The carpet! That ridiculous Trojan horse of a box with all their money hidden in such a childishly obvious fashion! Esther wanted to shout aloud at him, “You fool! Do you imagine that your stupid little plan is going to work? You will succeed only in having all remaining sustenance confiscated and ourselves arrested as smugglers!”
But the numbness within her would not allow such a venting of rage. He was locked away from her, inside the shell of his futile machinations. She, in turn, was frozen into the barren cocoon of her depression. Their worlds did not intersect. She went along with his plans as one riding a raft over the edge of a cataract: she could hear the roaring of the falls, feel its death-mist on her face, but she was too surely snared in the current to resist.
She heard the bell downstairs announce the presence of someone at the front gate. Her heart turned to ice. Someone knows! They’ve come back for us! Her breath trembling in and out of her chest, she crept to the window and peered around the curtain. Even as she did so, the bell rang again, evidencing the impatience of the unknown caller.
The shape was that of a man. Through the open window, she heard Marjan half-barking, half-growling at him. Remembering the instinctive hostility of the dog toward the pasdars who had come, she felt her face blanching with dread. The bell rang again as she madly pondered what to do.
“Mother?” Sepi’s voice sounded at her elbow. “Who’s at the gate? Aren’t you going to answer it?”
“How do I know it isn’t the mullahs, come back to carry us away?”
“Let me see,” said Sepi, elbowing her a
side and craning her neck to see the stranger at the gate. “He looks familiar, he …” Sepi suddenly gasped. “It’s Khosrow!” She looked at her mother, her face a shifting map of uncertainty, as if her heart dared her eyes to believe.

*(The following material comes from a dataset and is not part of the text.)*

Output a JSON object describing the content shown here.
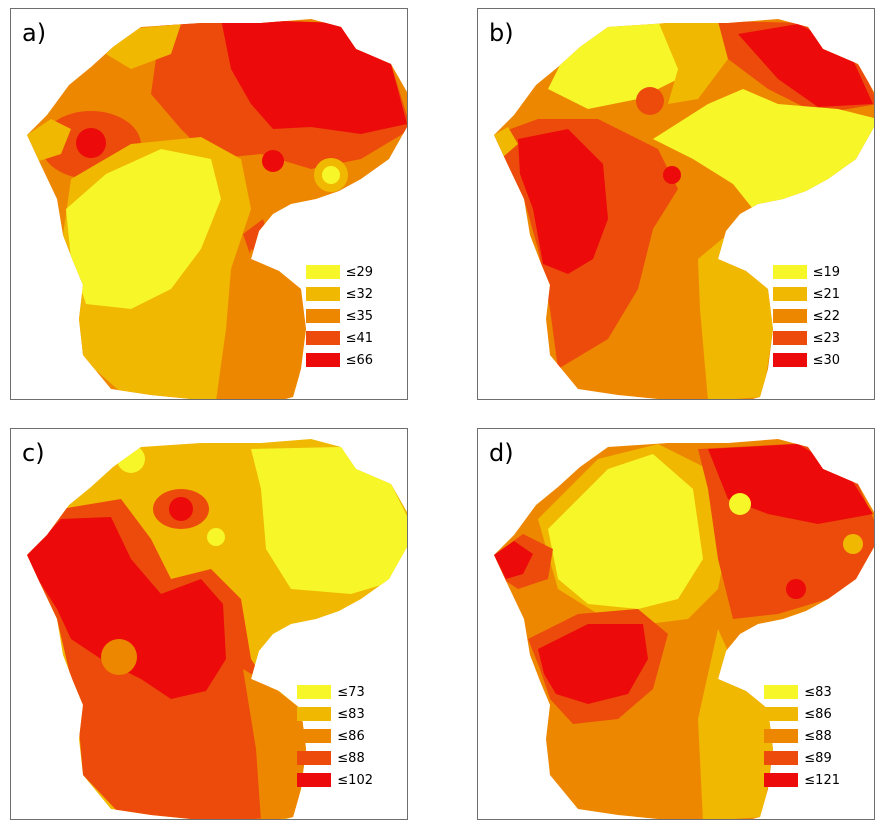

The girl whirled about and raced for the stairs. “Sepideh!” Esther called after her. “Stop! You don’t know why he’s here!” But the footsteps never slowed, pounding down the staircase and slapping into the marble-tiled foyer. Esther heard the front door flung back against the wall and an instant later saw her daughter racing down the walk toward the gate. “Quiet, Marjan!” she heard her shout, then, “Khosrow! I thought I’d never see you again!” As Sepi opened the gate, Esther turned away from the window.
Sepi came through the gate toward Khosrow, her steps slowing with indecision as she stared intently at him for some sign. And then, heedless of who might see, he took two quick steps toward her and enfolded her in his arms. Neither of them spoke for a full minute. Then, he held her shoulders and looked into her eyes.
“Sepi, I am so sorry. I’m ashamed of the way I’ve treated you. And … I admit it … I tried to forget about you. I tried to listen to my father and have no more to do with you, but … it just wasn’t right, Sepi. I was wrong to—”
“I understand,” she softly interrupted. “These are terrible times, Khosrow. People do things out of fear and prejudice that they wouldn’t do if they weren’t so frightened. You at least tried to defend me from those … those boys. I am grateful for your courage.”
“Courage!” Khosrow barked the word derisively. He could not meet her eyes. “No, Sepi, I am not brave. If I were, I wouldn’t have spent the last weeks trying to pretend you don’t exist. If I were brave, I wouldn’t have listened to my father telling me to blend in, to go along and avoid the notice of the fanatics. If I were brave,” he said, finally turning to look at her, “it wouldn’t have taken me this long to decide to ask for the privilege of seeing you again.”